Tiny loans are like small seeds that are sprouting big profit bearing fruits for the banks. Lately the idea has been gaining ground that small loans is the answer to improve the lot of the have-nots and the economy in general.
Celebrity actors like Natalie Portman and Michael Douglas gave supported the cause of economist Muhammad Yunus who brought about a silent revolution in Bangladesh and won a Nobel Peace Prize in 2006 for his efforts. It became the United Nations idea of the 2005.
But the idea has become so popular that those who sponsored it are now worried about the direction it is taking. A swath of banks attracted by the promised profits even from mini loans have jumped into the fray with interests spiking up to 100% and above.
Recently Yunnus said, “We created micro-credit to fight the loan sharks; we didn’t create micro-credit to encourage new loan sharks. Micro-credit should be seen as an opportunity to help people get out of poverty in a business way, but not as an opportunity to make money out of poor people.”
The moot question revolving around the saintliness of the scheme is how much interest should be charged and profits pocketed? It comes down to the basic question of exploitation. The noise has caught the ears of the Congress especially at a time when the hearings of the House Financial Services are on full swing. The question is whether these micro-credit banks are actually scamming the underdogs.
There is no consistency in the rates globally but of most concern is what is happening in places like Mexico and Nigeria when the huge demand for small loans cannot be satisfied by the present crop of lenders.
Most of the websites dealing with micro-credit cash in on appealing pictures like that of the humble woman making her first income from starting a soap business in her kitchen. But Te Creemos in Mexico has the highest rate and fees in the micro-finance world – 125% annual rate. In Mexico the average is around 70% while the global average is 37%. But Mexico plays by its own rules because they get away with it.

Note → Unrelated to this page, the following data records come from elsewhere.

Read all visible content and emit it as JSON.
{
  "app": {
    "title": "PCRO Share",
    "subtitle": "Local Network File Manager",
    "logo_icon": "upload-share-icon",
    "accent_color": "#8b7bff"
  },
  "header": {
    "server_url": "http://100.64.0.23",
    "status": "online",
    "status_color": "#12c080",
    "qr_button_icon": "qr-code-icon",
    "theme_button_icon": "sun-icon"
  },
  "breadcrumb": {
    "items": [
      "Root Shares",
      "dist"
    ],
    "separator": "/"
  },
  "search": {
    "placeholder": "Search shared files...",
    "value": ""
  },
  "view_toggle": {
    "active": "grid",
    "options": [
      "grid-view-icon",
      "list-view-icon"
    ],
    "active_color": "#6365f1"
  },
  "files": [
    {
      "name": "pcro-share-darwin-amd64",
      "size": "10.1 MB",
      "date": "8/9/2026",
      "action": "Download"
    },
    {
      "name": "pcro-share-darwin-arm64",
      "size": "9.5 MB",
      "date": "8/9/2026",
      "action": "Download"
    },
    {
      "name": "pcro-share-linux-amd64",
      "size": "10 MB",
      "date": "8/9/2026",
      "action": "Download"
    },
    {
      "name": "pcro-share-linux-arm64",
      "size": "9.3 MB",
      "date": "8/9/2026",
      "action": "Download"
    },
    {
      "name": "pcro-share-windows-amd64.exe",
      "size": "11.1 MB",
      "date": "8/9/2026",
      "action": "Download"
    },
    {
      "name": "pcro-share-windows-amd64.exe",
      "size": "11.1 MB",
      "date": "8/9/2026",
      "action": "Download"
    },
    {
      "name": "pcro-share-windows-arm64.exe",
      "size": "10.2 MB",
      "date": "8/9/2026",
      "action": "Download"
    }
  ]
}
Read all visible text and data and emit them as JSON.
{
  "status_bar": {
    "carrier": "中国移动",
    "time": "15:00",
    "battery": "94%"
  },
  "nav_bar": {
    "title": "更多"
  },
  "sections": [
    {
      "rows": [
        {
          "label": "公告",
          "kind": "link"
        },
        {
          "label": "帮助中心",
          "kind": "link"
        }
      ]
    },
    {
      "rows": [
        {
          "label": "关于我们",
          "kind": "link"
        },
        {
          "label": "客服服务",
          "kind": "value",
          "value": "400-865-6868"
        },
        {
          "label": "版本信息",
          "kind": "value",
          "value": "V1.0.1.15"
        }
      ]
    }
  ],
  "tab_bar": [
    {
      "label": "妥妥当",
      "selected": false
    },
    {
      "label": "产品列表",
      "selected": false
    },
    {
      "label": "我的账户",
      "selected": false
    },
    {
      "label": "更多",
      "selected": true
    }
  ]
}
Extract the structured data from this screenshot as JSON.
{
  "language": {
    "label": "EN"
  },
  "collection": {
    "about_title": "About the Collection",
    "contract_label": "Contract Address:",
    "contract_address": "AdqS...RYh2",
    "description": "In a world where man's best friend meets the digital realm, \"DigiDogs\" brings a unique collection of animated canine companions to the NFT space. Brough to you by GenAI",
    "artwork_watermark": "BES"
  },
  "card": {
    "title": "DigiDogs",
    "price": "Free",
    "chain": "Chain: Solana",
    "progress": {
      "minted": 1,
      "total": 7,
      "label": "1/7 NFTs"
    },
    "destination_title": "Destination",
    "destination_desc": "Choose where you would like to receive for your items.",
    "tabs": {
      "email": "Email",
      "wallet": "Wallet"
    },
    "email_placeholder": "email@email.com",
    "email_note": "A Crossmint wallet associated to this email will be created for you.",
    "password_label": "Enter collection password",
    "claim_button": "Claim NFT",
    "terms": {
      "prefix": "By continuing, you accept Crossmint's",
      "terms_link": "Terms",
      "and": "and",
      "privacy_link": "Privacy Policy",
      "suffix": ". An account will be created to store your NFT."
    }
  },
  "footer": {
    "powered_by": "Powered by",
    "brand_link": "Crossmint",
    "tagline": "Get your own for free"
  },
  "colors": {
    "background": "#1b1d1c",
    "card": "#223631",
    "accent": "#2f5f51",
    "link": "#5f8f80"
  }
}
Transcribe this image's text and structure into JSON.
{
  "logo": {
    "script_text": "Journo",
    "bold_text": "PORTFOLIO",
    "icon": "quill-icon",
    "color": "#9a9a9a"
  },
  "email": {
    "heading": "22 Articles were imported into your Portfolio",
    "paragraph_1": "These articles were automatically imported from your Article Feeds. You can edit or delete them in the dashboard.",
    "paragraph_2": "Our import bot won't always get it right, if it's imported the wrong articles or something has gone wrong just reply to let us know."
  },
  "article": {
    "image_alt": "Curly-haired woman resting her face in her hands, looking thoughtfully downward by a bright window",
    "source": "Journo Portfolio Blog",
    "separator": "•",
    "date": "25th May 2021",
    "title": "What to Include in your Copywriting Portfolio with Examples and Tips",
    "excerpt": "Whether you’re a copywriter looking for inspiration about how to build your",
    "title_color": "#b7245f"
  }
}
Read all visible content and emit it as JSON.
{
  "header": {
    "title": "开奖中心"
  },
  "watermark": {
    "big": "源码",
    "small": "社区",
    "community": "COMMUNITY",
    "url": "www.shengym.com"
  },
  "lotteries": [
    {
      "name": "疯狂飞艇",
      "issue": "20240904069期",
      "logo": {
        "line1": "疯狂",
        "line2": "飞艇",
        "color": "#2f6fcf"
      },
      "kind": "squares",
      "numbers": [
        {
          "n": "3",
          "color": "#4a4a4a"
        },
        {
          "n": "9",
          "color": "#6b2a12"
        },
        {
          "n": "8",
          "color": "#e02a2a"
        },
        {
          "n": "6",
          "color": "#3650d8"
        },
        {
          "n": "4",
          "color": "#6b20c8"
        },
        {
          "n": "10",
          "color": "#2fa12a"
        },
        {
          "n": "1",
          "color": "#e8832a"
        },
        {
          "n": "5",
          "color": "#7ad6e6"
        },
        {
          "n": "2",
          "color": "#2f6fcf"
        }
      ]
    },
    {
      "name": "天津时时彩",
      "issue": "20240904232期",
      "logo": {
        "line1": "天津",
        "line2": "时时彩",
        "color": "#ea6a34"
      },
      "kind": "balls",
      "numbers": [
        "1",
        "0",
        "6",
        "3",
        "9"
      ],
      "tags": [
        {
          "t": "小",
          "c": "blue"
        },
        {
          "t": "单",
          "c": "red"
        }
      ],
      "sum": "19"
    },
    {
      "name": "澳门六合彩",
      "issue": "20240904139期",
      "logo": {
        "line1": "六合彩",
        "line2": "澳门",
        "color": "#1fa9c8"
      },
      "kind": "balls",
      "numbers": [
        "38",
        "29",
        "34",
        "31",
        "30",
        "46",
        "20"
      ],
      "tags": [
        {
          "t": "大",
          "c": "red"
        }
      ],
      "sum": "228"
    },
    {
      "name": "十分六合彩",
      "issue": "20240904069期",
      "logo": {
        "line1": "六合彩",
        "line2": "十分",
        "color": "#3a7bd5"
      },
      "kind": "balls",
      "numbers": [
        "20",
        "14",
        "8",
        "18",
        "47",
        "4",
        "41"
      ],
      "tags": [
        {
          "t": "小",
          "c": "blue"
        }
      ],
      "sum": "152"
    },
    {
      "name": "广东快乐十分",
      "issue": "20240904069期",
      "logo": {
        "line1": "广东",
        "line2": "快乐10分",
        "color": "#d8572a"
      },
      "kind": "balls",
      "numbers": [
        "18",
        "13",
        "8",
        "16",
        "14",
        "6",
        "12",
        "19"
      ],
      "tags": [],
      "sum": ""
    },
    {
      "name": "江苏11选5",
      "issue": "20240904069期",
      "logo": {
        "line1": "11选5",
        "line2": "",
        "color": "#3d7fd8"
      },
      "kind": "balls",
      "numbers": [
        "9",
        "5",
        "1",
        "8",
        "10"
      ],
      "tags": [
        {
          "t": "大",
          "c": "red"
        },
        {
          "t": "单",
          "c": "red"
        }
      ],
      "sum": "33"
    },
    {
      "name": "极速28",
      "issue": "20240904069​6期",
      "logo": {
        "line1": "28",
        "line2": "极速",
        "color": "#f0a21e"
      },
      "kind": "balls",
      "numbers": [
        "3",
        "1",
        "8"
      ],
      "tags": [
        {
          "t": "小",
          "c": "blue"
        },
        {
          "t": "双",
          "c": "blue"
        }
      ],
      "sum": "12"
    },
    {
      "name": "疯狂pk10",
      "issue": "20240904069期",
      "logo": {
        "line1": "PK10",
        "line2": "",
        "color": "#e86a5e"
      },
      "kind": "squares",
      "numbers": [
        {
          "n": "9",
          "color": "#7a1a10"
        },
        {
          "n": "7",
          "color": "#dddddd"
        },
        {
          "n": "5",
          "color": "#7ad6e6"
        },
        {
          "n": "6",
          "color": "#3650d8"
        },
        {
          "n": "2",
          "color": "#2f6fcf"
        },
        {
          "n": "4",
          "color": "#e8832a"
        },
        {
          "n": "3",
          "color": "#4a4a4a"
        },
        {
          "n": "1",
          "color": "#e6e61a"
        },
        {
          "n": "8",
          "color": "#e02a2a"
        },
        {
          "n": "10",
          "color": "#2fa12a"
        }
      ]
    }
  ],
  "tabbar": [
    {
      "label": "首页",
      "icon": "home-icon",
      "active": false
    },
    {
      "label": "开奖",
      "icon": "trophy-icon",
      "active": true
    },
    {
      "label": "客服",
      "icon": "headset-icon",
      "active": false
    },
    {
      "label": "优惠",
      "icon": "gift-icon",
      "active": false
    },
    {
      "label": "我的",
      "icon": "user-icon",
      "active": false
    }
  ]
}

A debate is raging fiercely as to whether micro-credit pulls up the person from poverty as is claimed. Recent research says that each and every poor person is not capable of being an entrepreneur. Professor Dean S. Karlan of Yale University said, “The lesson is simply that it didn’t save the world. It is not the single transformative tool that proponents have been selling it as, but there are positive benefits.”